The union at Fond du Lac based Mercury Marine has a new contract. According to a company press release the new contract runs through August 2023. Details of the agreement, including wage and benefit increases were not made public. Mercury Marine President, John Pfeifer, says both the company and the IAMAW worked closely to put together an agreement that will benefit both the employees and the company now and in the future. Mercury Marine employs nearly 3,200 people at its global headquarters in Fond du Lac and more than 6,000 worldwide.
Children’s Hospital of Wisconsin is banning young visitors and at least one Milwaukee school is closing due to the flu outbreak that has ravaged the country. The suburban Milwaukee hospital is not allowing children under 12 to visit patients beginning today to prevent the flu from spreading. That doesn’t include clinic appointments. Mother of Good Counsel School in Milwaukee says it will be closed for the remainder of the week due to an increasing number of sick students and staff. School officials say 30 percent of students were absent on Tuesday.

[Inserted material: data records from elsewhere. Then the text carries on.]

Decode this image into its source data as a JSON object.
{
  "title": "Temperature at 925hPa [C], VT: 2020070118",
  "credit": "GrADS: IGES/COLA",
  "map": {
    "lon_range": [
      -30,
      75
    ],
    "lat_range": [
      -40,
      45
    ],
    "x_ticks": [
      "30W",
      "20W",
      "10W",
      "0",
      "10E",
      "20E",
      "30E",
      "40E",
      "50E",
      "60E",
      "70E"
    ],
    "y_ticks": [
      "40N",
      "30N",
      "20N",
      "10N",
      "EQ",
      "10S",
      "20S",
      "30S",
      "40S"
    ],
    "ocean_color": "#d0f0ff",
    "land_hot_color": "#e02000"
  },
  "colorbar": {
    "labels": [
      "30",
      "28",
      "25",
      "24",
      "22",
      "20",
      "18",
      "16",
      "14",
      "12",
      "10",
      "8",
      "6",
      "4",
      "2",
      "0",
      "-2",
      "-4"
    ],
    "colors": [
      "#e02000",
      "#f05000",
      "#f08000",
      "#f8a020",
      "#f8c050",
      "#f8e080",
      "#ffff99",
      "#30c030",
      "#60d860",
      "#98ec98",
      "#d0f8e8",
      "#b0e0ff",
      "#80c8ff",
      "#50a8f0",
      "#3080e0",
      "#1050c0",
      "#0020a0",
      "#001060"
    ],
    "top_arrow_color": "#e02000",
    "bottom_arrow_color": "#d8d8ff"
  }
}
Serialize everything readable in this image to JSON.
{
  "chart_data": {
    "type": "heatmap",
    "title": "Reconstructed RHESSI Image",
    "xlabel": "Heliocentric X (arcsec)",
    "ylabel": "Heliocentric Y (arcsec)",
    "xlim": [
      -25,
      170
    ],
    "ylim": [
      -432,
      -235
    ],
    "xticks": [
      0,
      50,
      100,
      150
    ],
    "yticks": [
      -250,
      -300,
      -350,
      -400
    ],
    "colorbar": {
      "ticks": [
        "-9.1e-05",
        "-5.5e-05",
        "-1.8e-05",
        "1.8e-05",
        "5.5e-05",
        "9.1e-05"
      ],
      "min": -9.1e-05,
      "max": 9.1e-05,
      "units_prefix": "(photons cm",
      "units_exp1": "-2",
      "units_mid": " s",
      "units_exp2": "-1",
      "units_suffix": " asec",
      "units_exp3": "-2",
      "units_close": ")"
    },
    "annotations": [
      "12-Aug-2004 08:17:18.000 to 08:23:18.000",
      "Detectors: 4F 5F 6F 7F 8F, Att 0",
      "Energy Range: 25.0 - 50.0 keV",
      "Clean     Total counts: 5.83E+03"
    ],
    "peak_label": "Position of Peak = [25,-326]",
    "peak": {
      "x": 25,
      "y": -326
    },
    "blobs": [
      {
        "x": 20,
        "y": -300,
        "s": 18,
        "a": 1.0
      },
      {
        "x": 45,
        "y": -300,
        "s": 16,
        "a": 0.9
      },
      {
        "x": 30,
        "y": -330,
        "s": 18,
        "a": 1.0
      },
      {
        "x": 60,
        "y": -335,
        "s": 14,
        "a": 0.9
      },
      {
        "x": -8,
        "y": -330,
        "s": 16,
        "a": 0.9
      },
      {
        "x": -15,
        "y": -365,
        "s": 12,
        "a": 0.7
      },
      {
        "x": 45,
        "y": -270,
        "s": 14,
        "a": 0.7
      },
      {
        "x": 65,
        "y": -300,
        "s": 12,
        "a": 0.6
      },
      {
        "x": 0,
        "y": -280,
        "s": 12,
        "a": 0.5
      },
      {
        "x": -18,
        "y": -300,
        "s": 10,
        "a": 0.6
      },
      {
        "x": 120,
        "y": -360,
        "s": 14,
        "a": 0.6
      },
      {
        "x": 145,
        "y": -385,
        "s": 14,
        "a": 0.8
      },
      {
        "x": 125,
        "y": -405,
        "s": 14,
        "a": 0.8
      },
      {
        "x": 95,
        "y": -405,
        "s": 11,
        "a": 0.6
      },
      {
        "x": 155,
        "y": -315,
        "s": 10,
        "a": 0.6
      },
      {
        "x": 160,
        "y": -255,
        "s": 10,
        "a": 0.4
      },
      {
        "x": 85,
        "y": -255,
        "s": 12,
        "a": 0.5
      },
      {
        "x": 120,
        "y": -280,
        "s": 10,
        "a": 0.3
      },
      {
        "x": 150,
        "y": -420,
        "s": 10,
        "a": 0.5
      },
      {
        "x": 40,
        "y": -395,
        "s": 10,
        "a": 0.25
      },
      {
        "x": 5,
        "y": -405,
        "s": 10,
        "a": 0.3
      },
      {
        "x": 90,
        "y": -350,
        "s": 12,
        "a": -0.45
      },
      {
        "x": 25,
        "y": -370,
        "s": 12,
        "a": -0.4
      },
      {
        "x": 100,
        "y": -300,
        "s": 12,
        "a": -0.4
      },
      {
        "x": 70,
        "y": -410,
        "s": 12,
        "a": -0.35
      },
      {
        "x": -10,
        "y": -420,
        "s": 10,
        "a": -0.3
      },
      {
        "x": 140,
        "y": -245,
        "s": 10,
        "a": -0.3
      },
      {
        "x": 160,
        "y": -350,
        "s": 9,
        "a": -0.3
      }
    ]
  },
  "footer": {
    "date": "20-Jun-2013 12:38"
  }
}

Under pressure from U.S. safety regulators, Harley-Davidson is recalling over 250,000 motorcycles worldwide because the brakes might fail. Documents posted Wednesday by the U.S. National Highway Traffic Safety Administration say the recall covers more than 30 models from the 2008 through 2011 model years. Harley says deposits can form on brake parts if the fluid isn’t changed every two years as specified in the owner’s manual. That can cause a valve in the antilock brake control unit to stick. The U.S. agency began investigating problems in July of 2016 after getting 43 complaints including three reports of crashes and two injuries. Documents show Harley wanted to do a field service campaign instead of a recall, but the government refused. The company says it cooperated with NHTSA and began a thorough evaluation of the issue. “Complex, ongoing discussions regarding what was ultimately identified as a maintenance issue continued with the agency through January 2018,” Harley-Davidson said in a printed statement. The recall covers nearly 175,000 motorcycles in the U.S.